“PATHOLOGIST SUSPENDED FOR FAILING TO DIAGNOSE CERVICAL CANCER” screams the tabloid headline, signalling yet another witch-hunt against the medical profession. The implication is that the pathologist was incompetent, and that if only proper standards had been in place women would not have had to suffer the discomforts of radical surgery and radiation therapy. This excess of emotion results in new guidelines being formulated by hospital trusts, health boards or government agencies, guidelines which may have little basis in scientific research and which are increasingly prescriptive.
For the truth is that government agencies have little notion of the frailty of histological diagnosis. It will never be possible to identify every woman with cervical intra-epithelial neoplasia or invasive carcinoma of the cervix, because of the inherent unreliability of cervical cytology and histological diagnosis. The reliability of a diagnostic test is its ability to give the same result if it is performed more than once in the same woman, the tests being performed independently of each other. It is because of this need for independence that two or more observers are required to measure reliability, the observers being unaware of each others' assessments. Reliability is an inherent property of the clinical test, and so is not influenced by the observers, provided the observers are fully trained in the technique of the assessments. Reliability is measured by the agreement between the observers and is expressed as a quantity, enabling the investigators to make a judgement about the value of the clinical test. Formal measurement of reliability should be the first investigation in the evaluation of a clinical test, yet all too often a test is introduced into routine clinical practice without this basic requirement.

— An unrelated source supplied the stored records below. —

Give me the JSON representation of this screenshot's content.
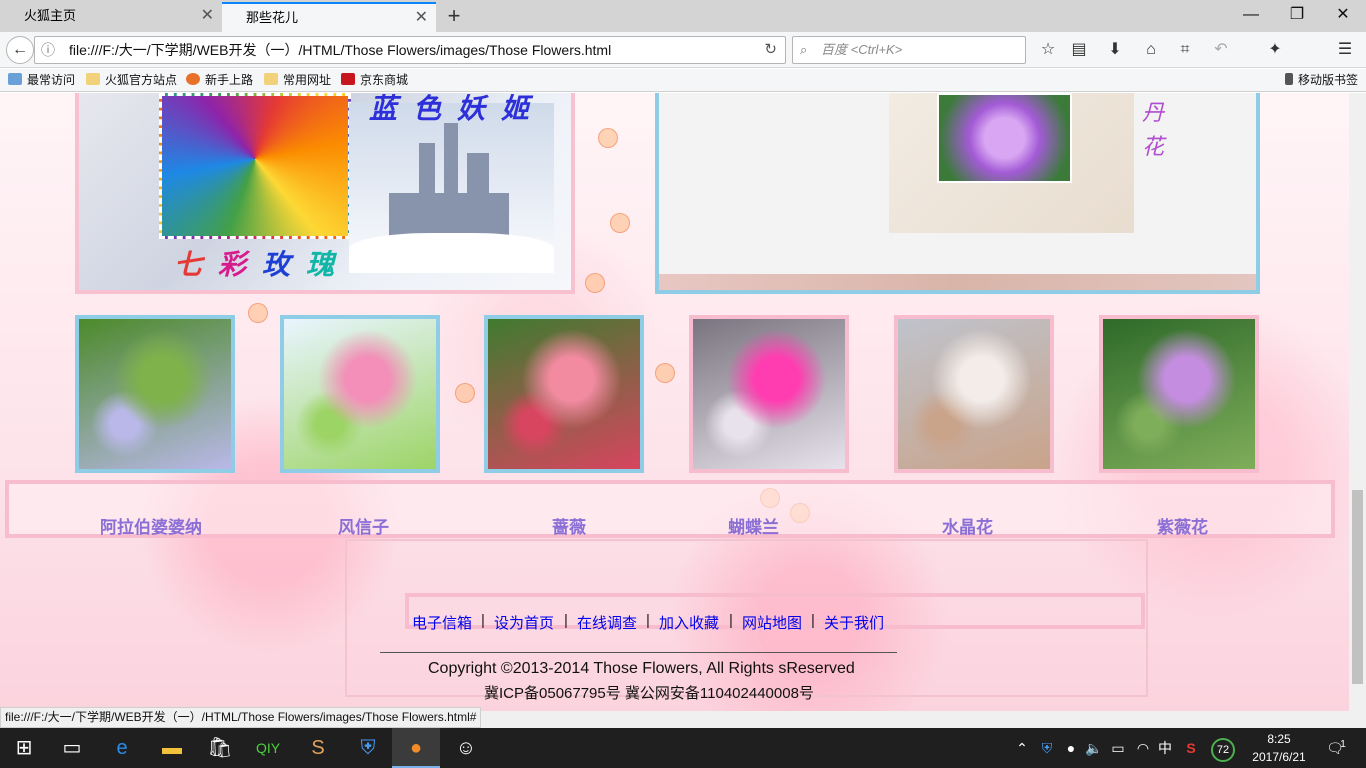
{
  "browser": {
    "tabs": [
      {
        "label": "火狐主页",
        "active": false
      },
      {
        "label": "那些花儿",
        "active": true
      }
    ],
    "url": "file:///F:/大一/下学期/WEB开发（一）/HTML/Those Flowers/images/Those Flowers.html",
    "search_placeholder": "百度 <Ctrl+K>",
    "bookmarks": [
      {
        "label": "最常访问",
        "icon": "star-folder-icon"
      },
      {
        "label": "火狐官方站点",
        "icon": "folder-icon"
      },
      {
        "label": "新手上路",
        "icon": "firefox-icon"
      },
      {
        "label": "常用网址",
        "icon": "folder-icon"
      },
      {
        "label": "京东商城",
        "icon": "jd-icon"
      }
    ],
    "mobile_bookmarks": "移动版书签",
    "status_url": "file:///F:/大一/下学期/WEB开发（一）/HTML/Those Flowers/images/Those Flowers.html#"
  },
  "page": {
    "banner_left": {
      "title_top": "蓝色妖姬",
      "title_bottom_chars": [
        "七",
        "彩",
        "玫",
        "瑰"
      ],
      "title_bottom_colors": [
        "#e53935",
        "#d81b8c",
        "#1e3fd6",
        "#12b6a6"
      ]
    },
    "banner_right": {
      "title_chars": [
        "丹",
        "花"
      ]
    },
    "flowers": [
      {
        "name": "阿拉伯婆婆纳",
        "border": "#8fcde6",
        "colors": [
          "#4c8a2a",
          "#7fb24a",
          "#b9b8e8"
        ]
      },
      {
        "name": "风信子",
        "border": "#8fcde6",
        "colors": [
          "#e9f5ff",
          "#f38fb8",
          "#9dd466"
        ]
      },
      {
        "name": "蔷薇",
        "border": "#8fcde6",
        "colors": [
          "#3f7b2f",
          "#f28aa0",
          "#d7455f"
        ]
      },
      {
        "name": "蝴蝶兰",
        "border": "#f7bccd",
        "colors": [
          "#7a7480",
          "#ff3db0",
          "#e8e2ec"
        ]
      },
      {
        "name": "水晶花",
        "border": "#f7bccd",
        "colors": [
          "#bfc3cc",
          "#f3ece8",
          "#c9a38a"
        ]
      },
      {
        "name": "紫薇花",
        "border": "#f7bccd",
        "colors": [
          "#2f6a2a",
          "#c58de0",
          "#7fae5a"
        ]
      }
    ],
    "footer_links": [
      "电子信箱",
      "设为首页",
      "在线调查",
      "加入收藏",
      "网站地图",
      "关于我们"
    ],
    "copyright": "Copyright ©2013-2014  Those  Flowers, All  Rights sReserved",
    "icp": "冀ICP备05067795号  冀公网安备110402440008号"
  },
  "taskbar": {
    "time": "8:25",
    "date": "2017/6/21",
    "ime": "中",
    "badge": "72",
    "notification_count": "1"
  }
}
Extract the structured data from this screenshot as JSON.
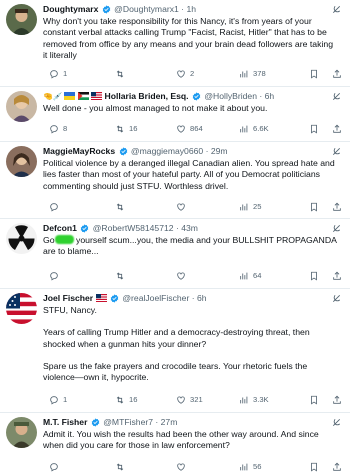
{
  "tweets": [
    {
      "name": "Doughtymarx",
      "handle": "@Doughtymarx1",
      "sep": "·",
      "time": "1h",
      "lines": [
        "Why don't you take responsibility for this Nancy, it's from years of your",
        "constant verbal attacks calling Trump \"Facist, Racist, Hitler\" that has to be",
        "removed from office by any means and your brain dead followers are taking",
        "it literally"
      ],
      "replies": "1",
      "retweets": "",
      "likes": "2",
      "views": "378"
    },
    {
      "name_emoji": "🤏💉",
      "name": "Hollaria Briden, Esq.",
      "handle": "@HollyBriden",
      "sep": "·",
      "time": "6h",
      "lines": [
        "Well done - you almost managed to not make it about you."
      ],
      "replies": "8",
      "retweets": "16",
      "likes": "864",
      "views": "6.6K"
    },
    {
      "name": "MaggieMayRocks",
      "handle": "@maggiemay0660",
      "sep": "·",
      "time": "29m",
      "lines": [
        "Political violence by a deranged illegal Canadian alien. You spread hate and",
        "lies faster than most of your hateful party. All of you Democrat politicians",
        "commenting should just STFU. Worthless drivel."
      ],
      "replies": "",
      "retweets": "",
      "likes": "",
      "views": "25"
    },
    {
      "name": "Defcon1",
      "handle": "@RobertW58145712",
      "sep": "·",
      "time": "43m",
      "line1_start": "Go",
      "line1_rest": " yourself scum...you, the media and your BULLSHIT PROPAGANDA",
      "line2": "are to blame...",
      "replies": "",
      "retweets": "",
      "likes": "",
      "views": "64"
    },
    {
      "name": "Joel Fischer",
      "handle": "@realJoelFischer",
      "sep": "·",
      "time": "6h",
      "paragraphs": [
        [
          "STFU, Nancy."
        ],
        [
          "Years of calling Trump Hitler and a democracy-destroying threat, then",
          "shocked when a gunman hits your dinner?"
        ],
        [
          "Spare us the fake prayers and crocodile tears. Your rhetoric fuels the",
          "violence—own it, hypocrite."
        ]
      ],
      "replies": "1",
      "retweets": "16",
      "likes": "321",
      "views": "3.3K"
    },
    {
      "name": "M.T. Fisher",
      "handle": "@MTFisher7",
      "sep": "·",
      "time": "27m",
      "lines": [
        "Admit it.  You wish the results had been the other way around.  And since",
        "when did you care for those in law enforcement?"
      ],
      "replies": "",
      "retweets": "",
      "likes": "",
      "views": "56"
    }
  ],
  "colors": {
    "text": "#0f1419",
    "secondary": "#536471",
    "verified": "#1d9bf0",
    "divider": "#e6ecf0",
    "censor_mark": "#2fd12f"
  },
  "icons": {
    "reply": "reply-icon",
    "retweet": "retweet-icon",
    "like": "heart-icon",
    "views": "views-icon",
    "bookmark": "bookmark-icon",
    "share": "share-icon",
    "grok": "grok-icon",
    "verified": "verified-badge-icon"
  }
}
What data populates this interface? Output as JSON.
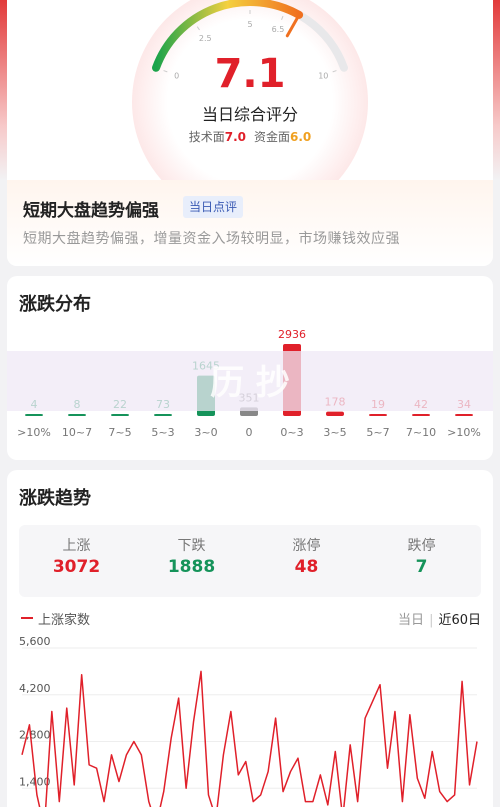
{
  "gauge": {
    "score": "7.1",
    "label": "当日综合评分",
    "tick_labels": [
      "0",
      "2.5",
      "5",
      "6.5",
      "10"
    ],
    "level": 0.71,
    "technical_label": "技术面",
    "technical_value": "7.0",
    "capital_label": "资金面",
    "capital_value": "6.0"
  },
  "comment": {
    "title": "短期大盘趋势偏强",
    "tag": "当日点评",
    "text": "短期大盘趋势偏强，增量资金入场较明显，市场赚钱效应强"
  },
  "distribution": {
    "title": "涨跌分布",
    "overlay_text": "历 抄",
    "colors": {
      "down": "#15935a",
      "flat": "#888888",
      "up": "#e0202a"
    },
    "chart_data": {
      "type": "bar",
      "categories": [
        ">10%",
        "10~7",
        "7~5",
        "5~3",
        "3~0",
        "0",
        "0~3",
        "3~5",
        "5~7",
        "7~10",
        ">10%"
      ],
      "display_categories": [
        ">10%",
        "10~7",
        "7~5",
        "5~3",
        "3~0",
        "0",
        "0~3",
        "3~5",
        "5~7",
        "7~10",
        ">10%"
      ],
      "values": [
        4,
        8,
        22,
        73,
        1645,
        351,
        2936,
        178,
        19,
        42,
        34
      ],
      "value_labels": [
        "4",
        "8",
        "22",
        "73",
        "1645",
        "351",
        "2936",
        "178",
        "19",
        "42",
        "34"
      ],
      "groups": [
        "down",
        "down",
        "down",
        "down",
        "down",
        "flat",
        "up",
        "up",
        "up",
        "up",
        "up"
      ]
    }
  },
  "trend": {
    "title": "涨跌趋势",
    "stats": [
      {
        "label": "上涨",
        "value": "3072",
        "color": "red"
      },
      {
        "label": "下跌",
        "value": "1888",
        "color": "green"
      },
      {
        "label": "涨停",
        "value": "48",
        "color": "red"
      },
      {
        "label": "跌停",
        "value": "7",
        "color": "green"
      }
    ],
    "legend_label": "上涨家数",
    "range_options": [
      "当日",
      "近60日"
    ],
    "range_selected": "近60日",
    "chart_data": {
      "type": "line",
      "series": [
        {
          "name": "上涨家数",
          "color": "#e0202a",
          "values": [
            2400,
            3300,
            1200,
            200,
            3700,
            1000,
            3800,
            1500,
            4800,
            2100,
            2000,
            1000,
            2400,
            1600,
            2400,
            2800,
            2400,
            1000,
            300,
            1300,
            2900,
            4100,
            1400,
            3400,
            4900,
            1200,
            500,
            2400,
            3700,
            1800,
            2200,
            1000,
            1200,
            1900,
            3500,
            1300,
            1900,
            2300,
            1000,
            1000,
            1800,
            900,
            2500,
            500,
            2700,
            1000,
            3500,
            4000,
            4500,
            2000,
            3700,
            1000,
            3600,
            1700,
            1100,
            2500,
            1300,
            1000,
            1200,
            4600,
            1500,
            2800
          ]
        }
      ],
      "ylim": [
        0,
        5600
      ],
      "yticks": [
        "5,600",
        "4,200",
        "2,800",
        "1,400"
      ],
      "ytick_values": [
        5600,
        4200,
        2800,
        1400
      ]
    }
  }
}
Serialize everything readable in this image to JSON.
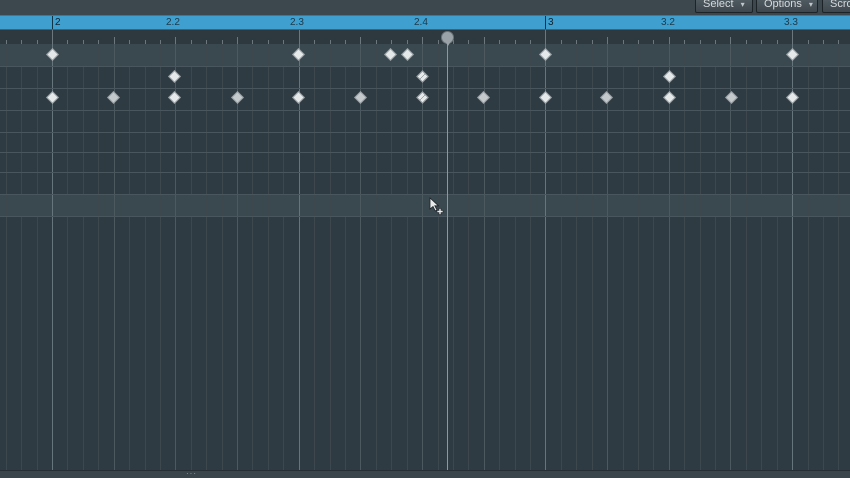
{
  "toolbar": {
    "select_label": "Select",
    "options_label": "Options",
    "scroll_label": "Scro",
    "caret": "▾"
  },
  "ruler": {
    "labels": [
      "2",
      "2.2",
      "2.3",
      "2.4",
      "3",
      "3.2",
      "3.3"
    ],
    "bar_color": "#3f9fcf"
  },
  "playhead": {
    "position": "2.4.2"
  },
  "lanes": {
    "highlighted_lane_color": "#3a484f",
    "rows": [
      {
        "row": 1,
        "events": [
          "2",
          "2.3",
          "2.3.4",
          "2.3.4.2",
          "3",
          "3.3"
        ]
      },
      {
        "row": 2,
        "events": [
          "2.2",
          "2.4",
          "3.2"
        ]
      },
      {
        "row": 3,
        "events": [
          "2",
          "2.1.2",
          "2.2",
          "2.2.2",
          "2.3",
          "2.3.2",
          "2.4",
          "2.4.2",
          "3",
          "3.1.2",
          "3.2",
          "3.2.2",
          "3.3"
        ]
      }
    ]
  },
  "cursor": {
    "icon": "pointer-plus-icon"
  },
  "bottom": {
    "grip": "···"
  }
}
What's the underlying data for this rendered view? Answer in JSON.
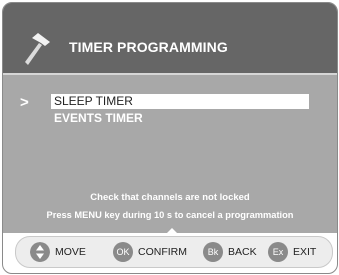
{
  "header": {
    "title": "TIMER PROGRAMMING",
    "icon": "hammer-icon"
  },
  "menu": {
    "pointer": ">",
    "items": [
      {
        "label": "SLEEP TIMER",
        "selected": true
      },
      {
        "label": "EVENTS TIMER",
        "selected": false
      }
    ]
  },
  "notices": {
    "line1": "Check that channels are not locked",
    "line2": "Press MENU key during 10 s to cancel a programmation"
  },
  "nav": {
    "move": {
      "key": "",
      "icon": "up-down-arrows-icon",
      "label": "MOVE"
    },
    "confirm": {
      "key": "OK",
      "label": "CONFIRM"
    },
    "back": {
      "key": "Bk",
      "label": "BACK"
    },
    "exit": {
      "key": "Ex",
      "label": "EXIT"
    }
  },
  "colors": {
    "header_bg": "#666666",
    "screen_bg": "#a8a8a8",
    "key_circle": "#8a8a8a",
    "nav_bg": "#ededed"
  }
}
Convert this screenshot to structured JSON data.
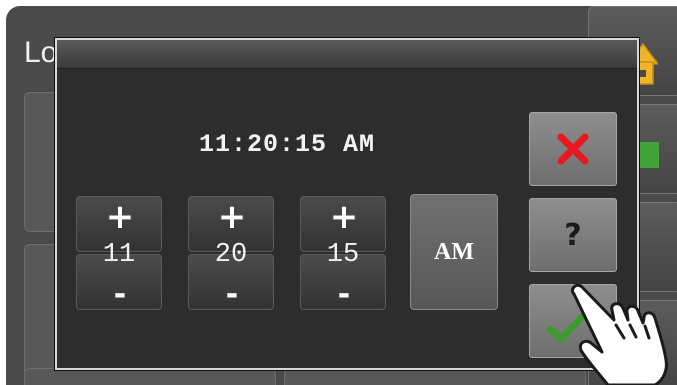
{
  "background": {
    "title_partial": "Lo"
  },
  "dialog": {
    "time_display": "11:20:15 AM",
    "spinners": [
      {
        "name": "hour",
        "value": "11",
        "up_label": "+",
        "down_label": "-"
      },
      {
        "name": "minute",
        "value": "20",
        "up_label": "+",
        "down_label": "-"
      },
      {
        "name": "second",
        "value": "15",
        "up_label": "+",
        "down_label": "-"
      }
    ],
    "ampm_label": "AM",
    "help_label": "?"
  },
  "icons": {
    "cancel": "x-icon",
    "help": "question-icon",
    "confirm": "check-icon",
    "background_home": "home-icon",
    "pointer": "hand-pointer-icon"
  },
  "colors": {
    "cancel_red": "#e8191e",
    "confirm_green": "#3e9a2e",
    "home_yellow": "#f0b429",
    "status_green": "#3fa335"
  }
}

It was this consideration which led Mario Preti and his colleagues (pages 594–599) to undertake their investigation of the reliability of the histological diagnosis of vulval intraepithelial neoplasia (VIN). Sixty-six slides were sent to six fully trained pathologists in five European countries. The slides were not marked by identifying signs and were sent in random order to each pathologist, who did not consult the others in making his diagnosis. No clinical features were included. Thus all the requirements were fulfilled for a rigorous study of reliability.
There was poor agreement between the observers concerning the adequacy of the specimen and the histological features of infection with the human papillomavirus, and moderate agreement concerning atypical cytological patterns, neoplastic architectural patterns and the grade of vulval intraepithelial neoplasia. The observers assessed histological grade in five ordered categories: no VIN; VIN grades I to III; and superficial invasive carcinoma of the vulva. Agreement was measured by the kappa statistic but from the information in Table 6 it is possible also to measure a weighted proportion of agreement: it is 0.86 (95% confidence interval 0.78, 0.94). The advantage of the proportion of agreement is that it allows the agreement to be quantified. The interpretation of this proportion of agreement is that in 100 slides the pathologists will agree that the histological features are normal or abnormal, however normal and abnormal are defined, in 86 cases, and will disagree in 14. This is good agreement, but it is not perfect. It is the test which is not perfect, not the pathologists. No amount of additional training of the pathologists will improve the reliability of the test.
The study by Preti and colleagues is important, for based on these results realistic standards can be set for the histological diagnosis of vulval intraepithelial neoplasia. These standards are not arbitrary; instead they are founded on the results of this rigorous scientific research which has quantified the reliability of a diagnostic test. Only when government agencies understand the concept of reliability will they be less likely to react inappropriately to tabloid headlines of “missed cancer”, and instead agree to guidelines which are based on realistic standards.